Wednesday, March 30, 2005

Nothing doing

The title of this post is a phrase I absolutely despise. You don’t hear it often. In fact, the only time I’ve ever heard it uttered is during a football or basketball game. For example, a phrase might come out of an announcer like, “Handoff to Priest Holmes up the middle…and nothing doing on that carry.” It may be Dick Enberg, it may be someone else, but the fact remains, I hate the phrase.

That said, the phrase turns out to be remarkably sensible for this post: I got nothing. I’m doing nothing. Essentially this post is nothing doing. So in order to change this post’s status from nothing doing to something doing, I’m going to rip of Christiane once again:

Would you rather find a scab in your food at a restaurant or a pubic hair?
I think I would rather find a pubic hair.

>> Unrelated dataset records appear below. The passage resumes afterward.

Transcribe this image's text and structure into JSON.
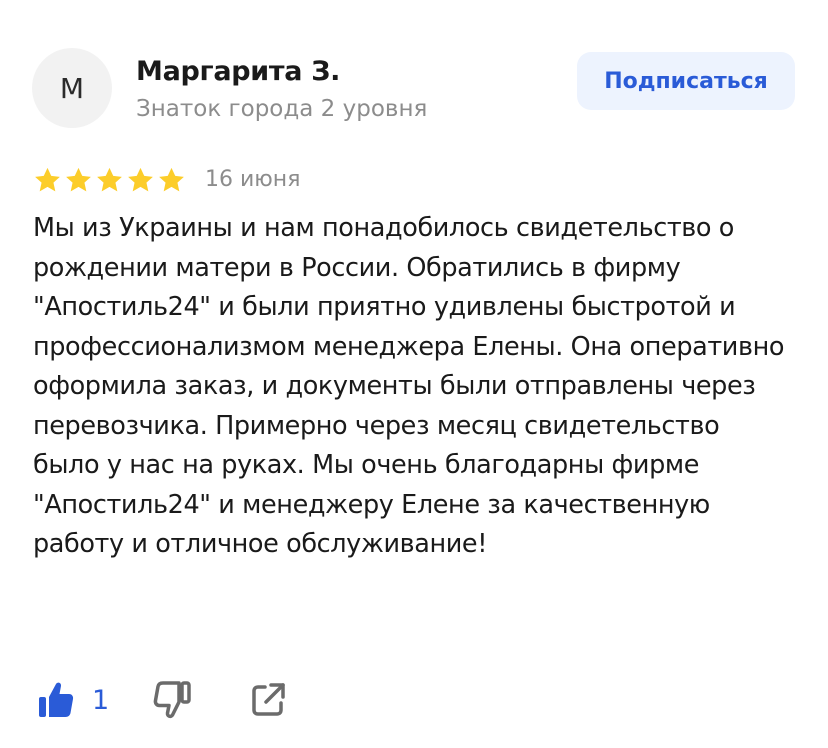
{
  "author": {
    "avatar_letter": "М",
    "name": "Маргарита З.",
    "level": "Знаток города 2 уровня"
  },
  "subscribe_label": "Подписаться",
  "rating": {
    "stars": 5,
    "max": 5,
    "color": "#fccd2a"
  },
  "date": "16 июня",
  "review_text": "Мы из Украины и нам понадобилось свидетельство о рождении матери в России. Обратились в фирму \"Апостиль24\" и были приятно удивлены быстротой и профессионализмом менеджера Елены. Она оперативно оформила заказ, и документы были отправлены через перевозчика. Примерно через месяц свидетельство было у нас на руках. Мы очень благодарны фирме \"Апостиль24\" и менеджеру Елене за качественную работу и отличное обслуживание!",
  "actions": {
    "like_count": "1",
    "like_icon": "thumbs-up-filled",
    "dislike_icon": "thumbs-down-outline",
    "share_icon": "share-external"
  },
  "colors": {
    "accent": "#2a5bd7",
    "button_bg": "#edf3fe",
    "secondary_text": "#8c8c8c",
    "icon_gray": "#6b6b6b"
  }
}
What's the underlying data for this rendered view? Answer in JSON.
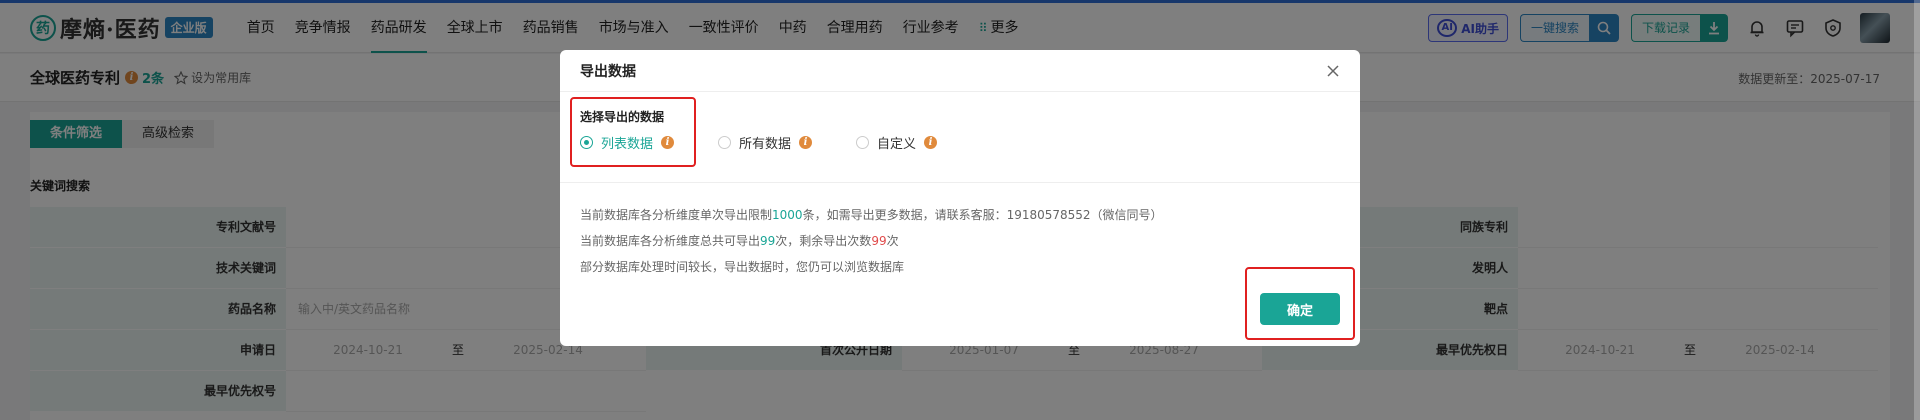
{
  "app": {
    "logo_mark": "药",
    "logo_text": "摩熵·医药",
    "edition_badge": "企业版"
  },
  "nav": {
    "items": [
      {
        "label": "首页"
      },
      {
        "label": "竞争情报"
      },
      {
        "label": "药品研发"
      },
      {
        "label": "全球上市"
      },
      {
        "label": "药品销售"
      },
      {
        "label": "市场与准入"
      },
      {
        "label": "一致性评价"
      },
      {
        "label": "中药"
      },
      {
        "label": "合理用药"
      },
      {
        "label": "行业参考"
      }
    ],
    "more_label": "更多",
    "active_index": 2
  },
  "header_right": {
    "ai_label": "AI助手",
    "ai_icon_text": "AI",
    "search_label": "一键搜索",
    "download_label": "下载记录"
  },
  "subheader": {
    "title": "全球医药专利",
    "count": "2条",
    "set_common": "设为常用库",
    "update_time": "数据更新至：2025-07-17"
  },
  "main": {
    "tabs": [
      {
        "label": "条件筛选",
        "active": true
      },
      {
        "label": "高级检索",
        "active": false
      }
    ],
    "section_label": "关键词搜索",
    "rows": [
      {
        "c1_label": "专利文献号",
        "c1_value": "",
        "c2_label": "",
        "c3_label": "同族专利",
        "c3_value": ""
      },
      {
        "c1_label": "技术关键词",
        "c1_value": "",
        "c2_label": "",
        "c3_label": "发明人",
        "c3_value": ""
      },
      {
        "c1_label": "药品名称",
        "c1_value": "输入中/英文药品名称",
        "c2_label": "",
        "c3_label": "靶点",
        "c3_value": ""
      },
      {
        "c1_label": "申请日",
        "c1_from": "2024-10-21",
        "c1_to": "至",
        "c1_until": "2025-02-14",
        "c2_label": "首次公开日期",
        "c2_from": "2025-01-07",
        "c2_to": "至",
        "c2_until": "2025-08-27",
        "c3_label": "最早优先权日",
        "c3_from": "2024-10-21",
        "c3_to": "至",
        "c3_until": "2025-02-14"
      },
      {
        "c1_label": "最早优先权号",
        "c1_value": ""
      }
    ]
  },
  "modal": {
    "title": "导出数据",
    "choose_label": "选择导出的数据",
    "options": [
      {
        "label": "列表数据",
        "checked": true
      },
      {
        "label": "所有数据",
        "checked": false
      },
      {
        "label": "自定义",
        "checked": false
      }
    ],
    "info_glyph": "i",
    "note1_a": "当前数据库各分析维度单次导出限制",
    "note1_b": "1000",
    "note1_c": "条，如需导出更多数据，请联系客服：19180578552（微信同号）",
    "note2_a": "当前数据库各分析维度总共可导出",
    "note2_b": "99",
    "note2_c": "次，剩余导出次数",
    "note2_d": "99",
    "note2_e": "次",
    "note3": "部分数据库处理时间较长，导出数据时，您仍可以浏览数据库",
    "confirm_label": "确定"
  },
  "colors": {
    "accent": "#1aa596",
    "annotation": "#e02020",
    "warning": "#e08a3c"
  }
}
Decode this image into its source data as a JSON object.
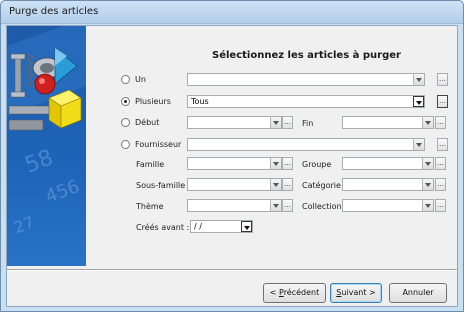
{
  "window": {
    "title": "Purge des articles"
  },
  "heading": "Sélectionnez les articles à purger",
  "mode": {
    "un_label": "Un",
    "plusieurs_label": "Plusieurs",
    "plusieurs_value": "Tous",
    "debut_label": "Début",
    "fin_label": "Fin",
    "fournisseur_label": "Fournisseur",
    "selected": "plusieurs"
  },
  "filters": {
    "famille_label": "Famille",
    "groupe_label": "Groupe",
    "sous_famille_label": "Sous-famille",
    "categorie_label": "Catégorie",
    "theme_label": "Thème",
    "collection_label": "Collection",
    "crees_avant_label": "Créés avant :",
    "crees_avant_value": "/ /"
  },
  "buttons": {
    "precedent_u": "P",
    "precedent_rest": "récédent",
    "precedent_prefix": "<",
    "suivant_u": "S",
    "suivant_rest": "uivant >",
    "annuler": "Annuler"
  },
  "icons": {
    "dropdown": "chevron-down-icon",
    "browse": "ellipsis-icon",
    "banner": "parts-illustration"
  },
  "colors": {
    "banner": "#1f5aa8",
    "window_frame": "#c9dff2"
  }
}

In fact, I’ve found hairs in my food before that could easily pass for pubic (not counting the 7-incher (yes, I measure it to be sure) I found in high school at Taco Hell). Scabs are different. There’s flesh and blood and maybe, if you’re very fortunate, mucus to be had, and that’s not working for me. I guess it would also depend on whether or not the scab was soft and pale vs. the crispy (throwback to my yesteryears, that one) brownish ones. The soft ones could conceivably go well with crackers or soft cheeses, while the crispy ones could work equally well in a Caesar salad…who knows?

Would you rather eat a tumor after being removed from surgery or chew and swallow someone's eyeball?
Tumor vs. eyeball in the realm of consumption. Wow. Well, I think I’m gonna have to go with the tumor on this one. Add some provolone, mozzarella, marinara sauce, oregano…you got yourself some Tumor Parmigiana. And you know the eyebal’ls got some blackish goo in there…ain’t no way that’s coming out good, regardless of how much oregano you use.

Would you rather your significant other leave you for someone of the same sex or someone of the opposite sex?
Since I’m a guy and I’m married to a woman, I sometimes often subscribe to the threesome fantasy…hey…every guy does. So, I think if my (loving, caring, wonderful, adorable) SockMama were to leave me for a woman, I could at least enjoy the fantasy as I do now. But if she left me for a dude, then I would have to fantasize about that, and frankly, that just ain’t doing it for me.